Institute for Mathematics and Computer Science, Greifswald University, Walther-Rathenau-Str. 47, 17489, Greifswald, Germany.
Bull Math Biol. 2017 Dec;79(12):2865-2886. doi: 10.1007/s11538-017-0354-6. Epub 2017 Oct 5.
One of the main aims in phylogenetics is the estimation of ancestral sequences based on present-day data like, for instance, DNA alignments. One way to estimate the data of the last common ancestor of a given set of species is to first reconstruct a phylogenetic tree with some tree inference method and then to use some method of ancestral state inference based on that tree. One of the best-known methods both for tree inference and for ancestral sequence inference is Maximum Parsimony (MP). In this manuscript, we focus on this method and on ancestral state inference for fully bifurcating trees. In particular, we investigate a conjecture published by Charleston and Steel in 1995 concerning the number of species which need to have a particular state, say a, at a particular site in order for MP to unambiguously return a as an estimate for the state of the last common ancestor. We prove the conjecture for all even numbers of character states, which is the most relevant case in biology. We also show that the conjecture does not hold in general for odd numbers of character states, but also present some positive results for this case.

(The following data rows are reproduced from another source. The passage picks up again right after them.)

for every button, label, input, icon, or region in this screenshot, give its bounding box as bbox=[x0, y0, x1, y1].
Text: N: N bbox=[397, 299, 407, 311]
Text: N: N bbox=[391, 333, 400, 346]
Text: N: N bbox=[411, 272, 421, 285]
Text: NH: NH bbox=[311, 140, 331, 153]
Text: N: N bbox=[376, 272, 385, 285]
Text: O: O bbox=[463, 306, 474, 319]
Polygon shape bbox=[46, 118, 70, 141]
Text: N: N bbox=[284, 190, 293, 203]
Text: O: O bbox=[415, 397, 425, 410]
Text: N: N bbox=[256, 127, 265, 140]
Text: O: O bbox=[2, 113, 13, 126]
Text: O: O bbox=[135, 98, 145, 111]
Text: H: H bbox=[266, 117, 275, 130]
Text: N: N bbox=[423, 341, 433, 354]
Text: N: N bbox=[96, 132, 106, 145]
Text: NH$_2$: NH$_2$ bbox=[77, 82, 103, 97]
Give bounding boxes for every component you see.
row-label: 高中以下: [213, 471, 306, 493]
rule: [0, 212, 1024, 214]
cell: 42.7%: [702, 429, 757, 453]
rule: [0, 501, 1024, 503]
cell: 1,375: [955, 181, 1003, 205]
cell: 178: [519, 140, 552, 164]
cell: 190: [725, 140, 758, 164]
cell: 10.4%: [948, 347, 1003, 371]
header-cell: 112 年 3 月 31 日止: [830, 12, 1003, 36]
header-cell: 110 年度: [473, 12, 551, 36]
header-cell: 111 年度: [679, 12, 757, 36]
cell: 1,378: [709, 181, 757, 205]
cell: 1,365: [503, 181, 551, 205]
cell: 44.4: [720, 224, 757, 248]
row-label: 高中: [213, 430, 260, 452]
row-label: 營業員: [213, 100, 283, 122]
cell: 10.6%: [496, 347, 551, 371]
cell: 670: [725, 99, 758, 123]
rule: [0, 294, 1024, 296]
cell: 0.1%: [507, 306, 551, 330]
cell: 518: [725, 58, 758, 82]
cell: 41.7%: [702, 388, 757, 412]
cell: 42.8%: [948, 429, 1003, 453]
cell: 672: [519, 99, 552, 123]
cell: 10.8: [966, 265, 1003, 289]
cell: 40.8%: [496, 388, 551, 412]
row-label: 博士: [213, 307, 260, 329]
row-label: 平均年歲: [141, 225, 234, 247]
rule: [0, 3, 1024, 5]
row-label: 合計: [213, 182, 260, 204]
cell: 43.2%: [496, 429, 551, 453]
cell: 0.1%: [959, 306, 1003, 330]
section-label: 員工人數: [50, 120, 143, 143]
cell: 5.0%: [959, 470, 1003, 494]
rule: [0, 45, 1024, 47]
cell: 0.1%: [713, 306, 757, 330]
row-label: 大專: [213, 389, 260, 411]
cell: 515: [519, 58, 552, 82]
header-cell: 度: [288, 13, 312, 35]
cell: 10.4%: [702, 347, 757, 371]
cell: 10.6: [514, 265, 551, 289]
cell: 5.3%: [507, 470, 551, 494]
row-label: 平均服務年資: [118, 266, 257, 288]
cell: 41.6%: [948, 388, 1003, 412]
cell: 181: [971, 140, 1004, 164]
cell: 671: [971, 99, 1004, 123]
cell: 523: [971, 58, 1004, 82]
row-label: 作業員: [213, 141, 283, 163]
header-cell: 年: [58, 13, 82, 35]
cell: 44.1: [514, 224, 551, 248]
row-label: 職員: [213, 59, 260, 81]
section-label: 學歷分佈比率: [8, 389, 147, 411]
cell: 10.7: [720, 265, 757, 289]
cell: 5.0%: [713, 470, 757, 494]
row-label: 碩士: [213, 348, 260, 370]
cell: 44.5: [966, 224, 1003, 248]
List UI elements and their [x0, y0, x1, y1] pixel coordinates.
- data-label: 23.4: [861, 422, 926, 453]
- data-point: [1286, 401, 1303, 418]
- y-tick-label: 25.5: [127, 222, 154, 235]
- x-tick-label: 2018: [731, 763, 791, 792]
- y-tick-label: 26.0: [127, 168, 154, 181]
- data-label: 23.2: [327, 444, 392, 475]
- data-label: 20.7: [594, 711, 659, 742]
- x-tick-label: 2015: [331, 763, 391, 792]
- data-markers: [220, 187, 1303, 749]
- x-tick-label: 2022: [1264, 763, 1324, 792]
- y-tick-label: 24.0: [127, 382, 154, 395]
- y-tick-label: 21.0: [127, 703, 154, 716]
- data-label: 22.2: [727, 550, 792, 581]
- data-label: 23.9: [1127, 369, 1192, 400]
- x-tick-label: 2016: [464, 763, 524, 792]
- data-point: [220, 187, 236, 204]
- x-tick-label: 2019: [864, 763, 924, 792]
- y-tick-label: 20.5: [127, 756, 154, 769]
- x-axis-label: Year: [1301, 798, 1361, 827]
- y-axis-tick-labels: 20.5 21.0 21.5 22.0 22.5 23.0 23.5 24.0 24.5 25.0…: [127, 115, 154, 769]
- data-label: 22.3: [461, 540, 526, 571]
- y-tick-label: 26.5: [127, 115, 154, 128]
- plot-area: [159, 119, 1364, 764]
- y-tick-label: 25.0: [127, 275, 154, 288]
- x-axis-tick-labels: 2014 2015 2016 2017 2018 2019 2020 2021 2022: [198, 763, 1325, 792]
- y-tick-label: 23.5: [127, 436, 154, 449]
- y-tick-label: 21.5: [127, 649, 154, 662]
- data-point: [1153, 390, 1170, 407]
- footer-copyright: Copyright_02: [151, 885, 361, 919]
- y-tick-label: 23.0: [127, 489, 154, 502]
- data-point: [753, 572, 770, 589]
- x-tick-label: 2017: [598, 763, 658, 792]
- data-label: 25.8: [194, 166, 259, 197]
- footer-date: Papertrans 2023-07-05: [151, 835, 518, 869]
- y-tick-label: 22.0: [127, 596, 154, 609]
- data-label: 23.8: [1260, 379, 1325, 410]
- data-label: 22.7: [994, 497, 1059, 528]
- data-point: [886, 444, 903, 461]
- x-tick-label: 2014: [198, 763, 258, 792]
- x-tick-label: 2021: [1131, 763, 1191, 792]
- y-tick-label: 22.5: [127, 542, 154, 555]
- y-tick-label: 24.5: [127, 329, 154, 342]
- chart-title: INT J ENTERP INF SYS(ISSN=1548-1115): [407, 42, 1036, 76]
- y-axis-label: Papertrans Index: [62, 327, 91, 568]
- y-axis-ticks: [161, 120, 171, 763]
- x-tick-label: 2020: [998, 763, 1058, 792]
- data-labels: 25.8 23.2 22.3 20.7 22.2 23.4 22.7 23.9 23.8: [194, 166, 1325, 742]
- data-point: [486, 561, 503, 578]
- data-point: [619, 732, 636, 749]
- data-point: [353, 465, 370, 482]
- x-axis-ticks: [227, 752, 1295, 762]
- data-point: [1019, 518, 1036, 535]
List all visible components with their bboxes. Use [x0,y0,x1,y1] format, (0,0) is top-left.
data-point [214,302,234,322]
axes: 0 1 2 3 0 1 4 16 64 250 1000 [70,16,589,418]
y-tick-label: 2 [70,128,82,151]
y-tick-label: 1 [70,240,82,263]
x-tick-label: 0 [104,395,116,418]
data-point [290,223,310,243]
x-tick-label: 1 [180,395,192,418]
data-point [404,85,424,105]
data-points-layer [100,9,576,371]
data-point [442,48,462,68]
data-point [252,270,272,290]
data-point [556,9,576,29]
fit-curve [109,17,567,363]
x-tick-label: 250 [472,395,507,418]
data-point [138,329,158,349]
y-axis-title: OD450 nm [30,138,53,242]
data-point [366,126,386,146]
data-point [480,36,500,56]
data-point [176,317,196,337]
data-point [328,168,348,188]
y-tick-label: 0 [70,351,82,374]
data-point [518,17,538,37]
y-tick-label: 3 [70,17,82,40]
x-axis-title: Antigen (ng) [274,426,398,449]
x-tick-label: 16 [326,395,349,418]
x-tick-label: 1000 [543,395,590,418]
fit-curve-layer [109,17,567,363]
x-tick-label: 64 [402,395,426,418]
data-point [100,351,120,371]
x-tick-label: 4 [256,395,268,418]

系统发育学的主要目标之一是根据当前数据(例如 DNA 比对)估计祖先序列。估计给定物种集合的最后共同祖先的数据的一种方法是首先使用某种树推断方法重建系统发育树,然后使用基于该树的某种祖先状态推断方法。最大简约法(MP)是最著名的树推断和祖先序列推断方法之一。在本文中,我们专注于这种方法以及完全分叉树的祖先状态推断。具体来说,我们研究了 Charleston 和 Steel 于 1995 年发表的一个猜想,该猜想涉及在特定位置需要具有特定状态(例如 a)的物种数量,以便 MP 能够明确将 a 作为最后共同祖先的状态估计。我们证明了对于所有偶数字符状态的情况,这是生物学中最相关的情况。我们还表明,对于奇数字符状态的情况,该猜想通常不成立,但也为这种情况提出了一些积极的结果。